Search for meanings

Ambitious and written well, this novel still leaves one with a sense of what should have been.

December 31, 2011 06:12 pm | Updated 06:12 pm IST

Chennai: 22/09/2011: The Hindu: Literary Review: Book Review Column:
Title: Gods without Men.
Author: Hari Kunzru

Chennai: 22/09/2011: The Hindu: Literary Review: Book Review Column: Title: Gods without Men. Author: Hari Kunzru

In the thick of the Vietnam War in the early 1970s, a folk-rock band called America broke into the number one spot in the UK music charts with the single “A Horse with No Name”, a flat, haunting tune that evokes the desert with surprising skill: “The first thing I met was a fly with a buzz/And the sky with no clouds/The heat was hot and the ground was dry/But the air was full of sound.”

All three band members had American fathers and English mothers and lived in the UK, many miles away from the land referenced in the song. In an interview years later, songwriter Dewey Bunnell explained the context: “I had spent a good deal of time poking around in the high desert when we lived in the Vandenberg Air Force Base in California… I loved the cactus and the heat. I was trying to capture the sights and sounds of the desert… But it's grown to mean more for me. I see now that this anonymous horse was a vehicle to get me away from all the confusion and chaos of life to a peaceful, quiet place.”

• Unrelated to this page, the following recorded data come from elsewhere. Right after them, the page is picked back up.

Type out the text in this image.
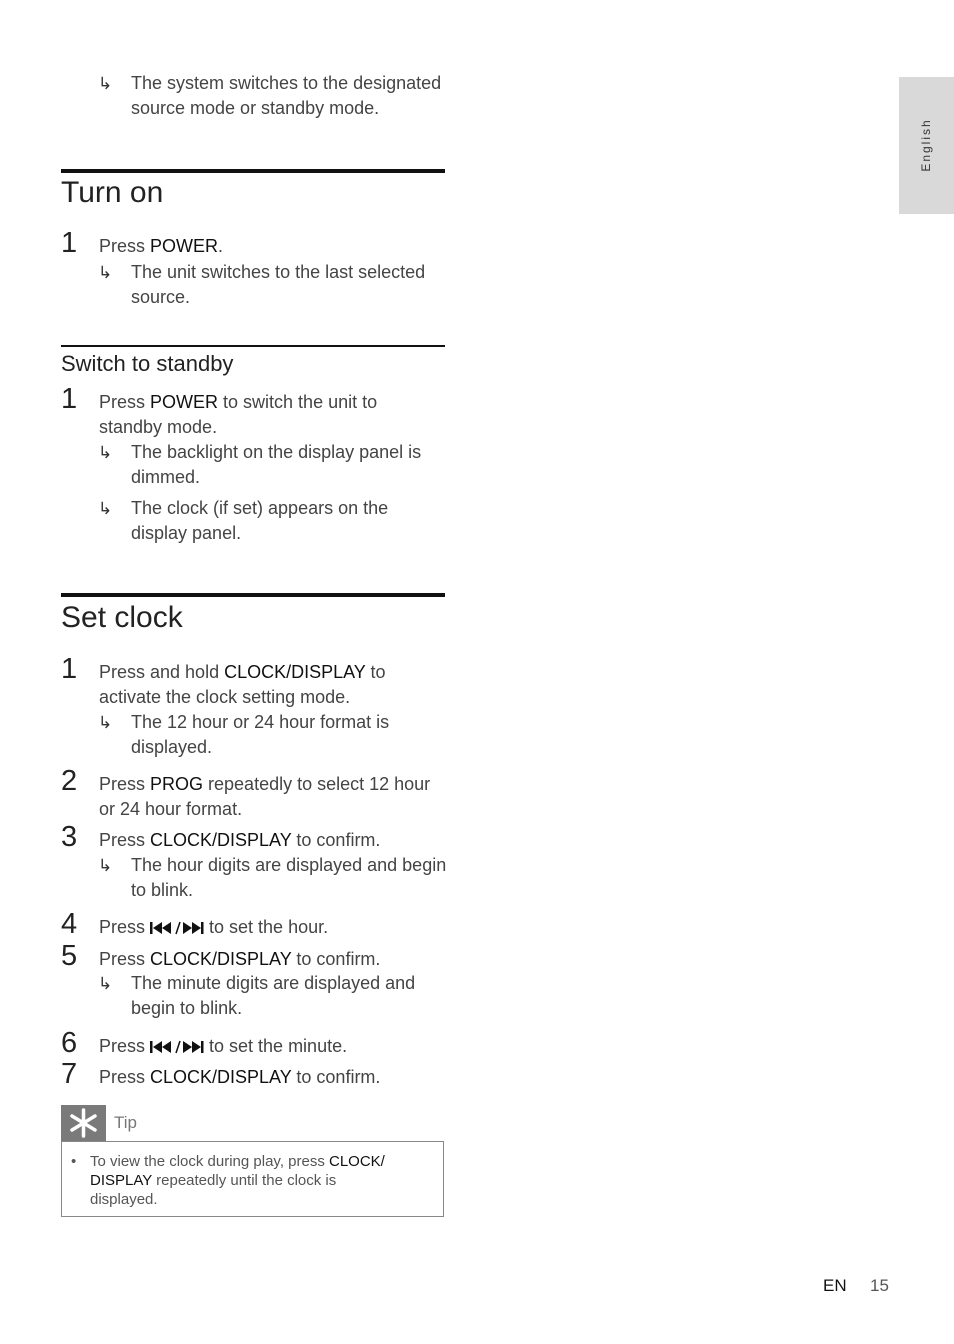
↳ The system switches to the designated
source mode or standby mode.
Turn on
1 Press POWER.
↳ The unit switches to the last selected
source.
Switch to standby
1 Press POWER to switch the unit to
standby mode.
↳ The backlight on the display panel is
dimmed.
↳ The clock (if set) appears on the
display panel.
Set clock
1 Press and hold CLOCK/DISPLAY to
activate the clock setting mode.
↳ The 12 hour or 24 hour format is
displayed.
2 Press PROG repeatedly to select 12 hour
or 24 hour format.
3 Press CLOCK/DISPLAY to confirm.
↳ The hour digits are displayed and begin
to blink.
4 Press	to set the hour.
5 Press CLOCK/DISPLAY to confirm.
↳ The minute digits are displayed and
begin to blink.
6 Press	to set the minute.
7 Press CLOCK/DISPLAY to confirm.
Tip
• To view the clock during play, press CLOCK/
DISPLAY repeatedly until the clock is
displayed.
English
EN 15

Considering Bunnell was barely out of his teens when he wrote the song, one can safely assume the last bit is a middle-aged extrapolation. The song captured the sights and sounds of the desert, as Bunnell intended, but also a moment in time when the yearning for those sights and sounds was at its peak. It is unfair to expect the same spontaneity in a 400-page novel as a 40-line song, but it's this innocence that, perhaps, separates a work of art that speaks to the audience from one that addresses them. Gods Without Men is a clever, mesmerising work of fiction, but its overstated agenda to that end frequently threatens to be its undoing.

Multi-layered

Whatever Kunzru may be accused of as a writer, lack of ambition is not one of them. If David Mitchell — Kunzru's blurb-writer, who describes the book as “a beautifully written echo chamber of a novel” — crammed in the entire universe and compressed a vast sense of time into Cloud Atlas, Kunzru wants Gods Without Men to work in the way consciousness does. Like a morning dream, it draws on layers of mythology and frontier evangelism, popular culture and religion, mysticism and extra-terrestrial cult-worship, escapism and drug-running, till they swirl around in a grey mist, each acquiring distinct form and shape before dissolving again into a wraith, throwing into doubt reality and perception and the distinction between the two.

These stories zigzag across time, but not space: All the intense focus of the novel is concentrated around the Three Pinnacles, “columns of rock (that) shot up like the tentacles of some ancient creature, weathered feelers probing the sky”, somewhere in the Mojave desert in the western United States. Kunzru's desert air, too, is full of sound, which crescendos into a soul-wrenching scream when Jaz and Lisa arrive here for a holiday with their autistic son Raj and, inexplicably, lose him. The story of this immigrant Indian's marriage with the all-American Lisa is the fluent heart of the book; it is also the section most vulnerable to being crowded out by the grey wraiths of the background.

Unifying link

In Cloud Atlas, a birthmark ran as a connecting link through the nesting stories. Here, it is the search for design and meaning — for a greater, universally ordained purpose, if you will — that draws the myriad characters to the edge of the desert. Whatever World War II veteran Schmidt or single mother Joanie, self-styled anthropologist Deighton or troubled rock star Nicky were looking for, their goals are corrupted and actualised in Walter, a global quant model that Jaz must use to discover predictable behaviours in apparently random data. Because Jaz's story is set in 2008 and he is a Wall Street whiz kid, it's not difficult to foresee how that story will unravel. Walter's collapse — was it a casualty of the economic meltdown, or a cause? — is followed by Raj being found, apparently hale and hearty.

The audacious ambition of this novel is well-served by Kunzru's dazzling talent but, once you've brought the back cover down on Jaz and Lisa standing on the edge of the ridge, looking for answers but seeing only a vast emptiness, the dazzle dies, the wraiths fade and you confront, like the protagonists, what should have been.

Gods Without Men,Hari Kunzru, Hamish Hamilton, p.384, £17.99.